EB: It was extremely uncomfortable to do that. I made the decision very early on in this book that when I talked about money, I was going to name explicit sums. That was a rule I made for myself. But I found it excruciating — harder than almost anything I've written about. 

I've written about all kinds of subjects that people would consider either private or uncomfortable. I've written about race and my own racial privilege. I've written a fairly graphic description of my own experience giving birth to my child. So it was a bit of a surprise to me that just naming my salary and my household income felt so exposing and uncomfortable. 

SP: Why does it make you so uncomfortable? 

EB: It made me uncomfortable to be located, class-wise, precisely. And it made me uncomfortable because I know from looking at the numbers that I make considerably more and I have considerably more than most people in this country. Having that exposed felt incriminating. 

SP: I have to tell you, the whole time I was growing up, my parents made a point of never telling me what my father's salary was. He was a university professor, and that was forbidden knowledge. In fact, I don't think I've ever known about that my whole life.

EB: Wow. And what do you think they were protecting you from? 

SP: They worried that maybe I might either brag about it, or I would tell my friends about it ... I don't know, exactly. So that's a really good question. I'm not exactly sure. 

EB: That's very interesting, I think that it's still considered very private. Especially for people of the middle class and upper-middle-class, I think it's pretty close to a taboo to name your own salary. Name the exact price you paid for a house. Name the amount of money that your college education cost. 
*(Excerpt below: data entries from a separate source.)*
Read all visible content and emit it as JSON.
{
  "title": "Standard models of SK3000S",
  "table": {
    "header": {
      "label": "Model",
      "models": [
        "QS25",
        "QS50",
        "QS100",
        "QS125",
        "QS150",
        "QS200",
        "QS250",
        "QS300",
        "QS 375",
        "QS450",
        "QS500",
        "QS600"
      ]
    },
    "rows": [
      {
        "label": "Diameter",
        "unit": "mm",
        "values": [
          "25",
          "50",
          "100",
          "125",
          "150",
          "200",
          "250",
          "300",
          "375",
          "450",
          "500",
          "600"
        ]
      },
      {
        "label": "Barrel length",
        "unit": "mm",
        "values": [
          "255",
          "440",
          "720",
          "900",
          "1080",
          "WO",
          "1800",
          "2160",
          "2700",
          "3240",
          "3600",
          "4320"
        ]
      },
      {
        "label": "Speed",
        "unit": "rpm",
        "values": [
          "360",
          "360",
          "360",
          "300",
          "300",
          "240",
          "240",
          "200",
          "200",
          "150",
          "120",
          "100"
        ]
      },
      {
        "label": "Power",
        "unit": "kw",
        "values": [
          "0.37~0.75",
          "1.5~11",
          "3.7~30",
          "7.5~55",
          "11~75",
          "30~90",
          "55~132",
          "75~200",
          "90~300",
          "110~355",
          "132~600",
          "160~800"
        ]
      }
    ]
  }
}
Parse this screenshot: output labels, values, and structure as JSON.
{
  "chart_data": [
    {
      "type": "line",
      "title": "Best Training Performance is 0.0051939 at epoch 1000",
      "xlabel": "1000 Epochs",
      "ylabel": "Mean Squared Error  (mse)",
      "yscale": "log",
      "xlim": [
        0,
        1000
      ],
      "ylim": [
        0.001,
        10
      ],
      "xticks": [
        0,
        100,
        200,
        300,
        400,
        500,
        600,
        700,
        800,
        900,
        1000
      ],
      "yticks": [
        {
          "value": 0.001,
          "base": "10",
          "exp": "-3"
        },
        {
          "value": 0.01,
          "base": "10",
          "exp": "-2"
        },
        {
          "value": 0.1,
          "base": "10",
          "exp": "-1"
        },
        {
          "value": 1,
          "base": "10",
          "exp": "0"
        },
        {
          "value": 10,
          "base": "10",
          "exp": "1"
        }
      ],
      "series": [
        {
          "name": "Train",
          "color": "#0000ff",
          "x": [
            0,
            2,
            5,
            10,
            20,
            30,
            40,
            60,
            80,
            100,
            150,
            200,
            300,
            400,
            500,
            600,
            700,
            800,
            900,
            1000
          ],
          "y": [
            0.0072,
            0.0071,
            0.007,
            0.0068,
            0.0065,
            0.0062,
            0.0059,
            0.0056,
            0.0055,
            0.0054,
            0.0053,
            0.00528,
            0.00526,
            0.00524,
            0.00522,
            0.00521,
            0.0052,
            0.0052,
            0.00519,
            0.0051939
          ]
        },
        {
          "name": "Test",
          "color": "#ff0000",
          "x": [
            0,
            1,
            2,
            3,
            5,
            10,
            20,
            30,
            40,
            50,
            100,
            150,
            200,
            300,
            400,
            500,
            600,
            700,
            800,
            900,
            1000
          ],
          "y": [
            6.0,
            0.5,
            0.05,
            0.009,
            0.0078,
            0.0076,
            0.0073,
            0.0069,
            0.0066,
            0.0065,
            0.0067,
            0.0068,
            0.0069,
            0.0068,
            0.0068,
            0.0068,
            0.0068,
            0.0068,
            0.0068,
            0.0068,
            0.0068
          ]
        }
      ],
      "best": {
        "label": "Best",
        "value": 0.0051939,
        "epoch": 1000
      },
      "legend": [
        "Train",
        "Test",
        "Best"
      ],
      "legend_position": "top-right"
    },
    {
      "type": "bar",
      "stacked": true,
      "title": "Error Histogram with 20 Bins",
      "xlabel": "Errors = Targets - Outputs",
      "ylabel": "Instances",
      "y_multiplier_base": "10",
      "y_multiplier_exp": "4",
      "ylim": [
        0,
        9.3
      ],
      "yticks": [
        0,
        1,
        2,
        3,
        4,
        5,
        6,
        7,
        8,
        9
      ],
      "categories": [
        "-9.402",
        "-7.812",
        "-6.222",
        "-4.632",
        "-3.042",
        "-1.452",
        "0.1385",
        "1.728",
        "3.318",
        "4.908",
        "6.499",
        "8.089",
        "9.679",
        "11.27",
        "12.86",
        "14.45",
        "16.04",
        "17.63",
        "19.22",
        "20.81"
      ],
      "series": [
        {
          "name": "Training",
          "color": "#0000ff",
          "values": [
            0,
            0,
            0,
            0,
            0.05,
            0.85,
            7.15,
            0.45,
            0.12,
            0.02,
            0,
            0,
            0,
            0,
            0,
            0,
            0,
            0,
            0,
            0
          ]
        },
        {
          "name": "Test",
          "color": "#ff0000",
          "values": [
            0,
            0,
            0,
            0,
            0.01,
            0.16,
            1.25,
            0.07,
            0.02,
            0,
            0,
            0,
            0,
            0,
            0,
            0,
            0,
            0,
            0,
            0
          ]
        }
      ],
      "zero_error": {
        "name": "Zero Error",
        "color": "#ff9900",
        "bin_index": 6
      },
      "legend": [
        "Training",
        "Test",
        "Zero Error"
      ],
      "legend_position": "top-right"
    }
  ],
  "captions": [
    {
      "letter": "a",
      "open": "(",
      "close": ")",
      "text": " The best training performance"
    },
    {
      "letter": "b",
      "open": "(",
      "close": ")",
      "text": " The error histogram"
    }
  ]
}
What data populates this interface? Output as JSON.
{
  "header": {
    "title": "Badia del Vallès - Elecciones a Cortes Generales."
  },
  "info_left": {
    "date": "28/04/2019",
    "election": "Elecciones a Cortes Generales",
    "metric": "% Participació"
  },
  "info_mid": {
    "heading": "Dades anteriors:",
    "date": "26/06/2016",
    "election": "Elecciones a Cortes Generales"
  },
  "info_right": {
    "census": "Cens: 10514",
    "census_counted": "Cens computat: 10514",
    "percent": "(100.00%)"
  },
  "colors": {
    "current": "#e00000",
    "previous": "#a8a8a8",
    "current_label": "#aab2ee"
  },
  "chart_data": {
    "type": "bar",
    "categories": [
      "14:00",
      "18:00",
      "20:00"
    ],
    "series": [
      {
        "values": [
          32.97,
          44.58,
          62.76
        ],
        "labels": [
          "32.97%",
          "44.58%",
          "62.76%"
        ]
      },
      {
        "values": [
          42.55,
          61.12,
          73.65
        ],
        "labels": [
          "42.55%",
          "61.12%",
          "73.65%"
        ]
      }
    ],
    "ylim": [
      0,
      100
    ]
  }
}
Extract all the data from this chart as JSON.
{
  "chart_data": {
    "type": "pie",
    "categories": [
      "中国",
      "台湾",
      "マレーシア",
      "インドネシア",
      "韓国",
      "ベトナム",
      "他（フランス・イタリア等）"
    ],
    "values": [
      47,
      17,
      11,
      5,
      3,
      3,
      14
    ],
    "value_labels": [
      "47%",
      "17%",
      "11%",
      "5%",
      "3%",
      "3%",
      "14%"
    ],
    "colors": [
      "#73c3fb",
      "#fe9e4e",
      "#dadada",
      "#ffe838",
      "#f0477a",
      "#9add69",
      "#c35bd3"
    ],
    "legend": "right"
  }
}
But what was hardest about it for me was not just feeling exposed. It was being exposed in front of myself. I think I did have this fantasy of myself as an artist who lived outside the system and was anti-capitalist. 

SP: But there's another conclusion you might come to: Maybe capitalism has more value than you realize. I mean, it gives you some of these things that you had actually wanted — retirement, the possibility to save for your son's education, to have a house that appreciates so you're not just throwing away your money in rent. Maybe it's not so bad. 

EB: Well, it's not bad for me, but I get those things because other people don't have them. I think we could imagine an economic system in which everyone would have their retirement provided for, and private retirement accounts would not be something that people needed or did. We could imagine a system in which education was provided for everyone. 

I am very aware of the fact that I'm on the winning end of capitalism. But do I think that my community, my immediate neighborhood, the society at large, have benefited from that system? No, and actually, I think that's where the loss comes from in my life. 

I can see all over, all around me, ways in which this system has damaged people that I care about, and damaged my ability to have close, communal relationships with the people around me.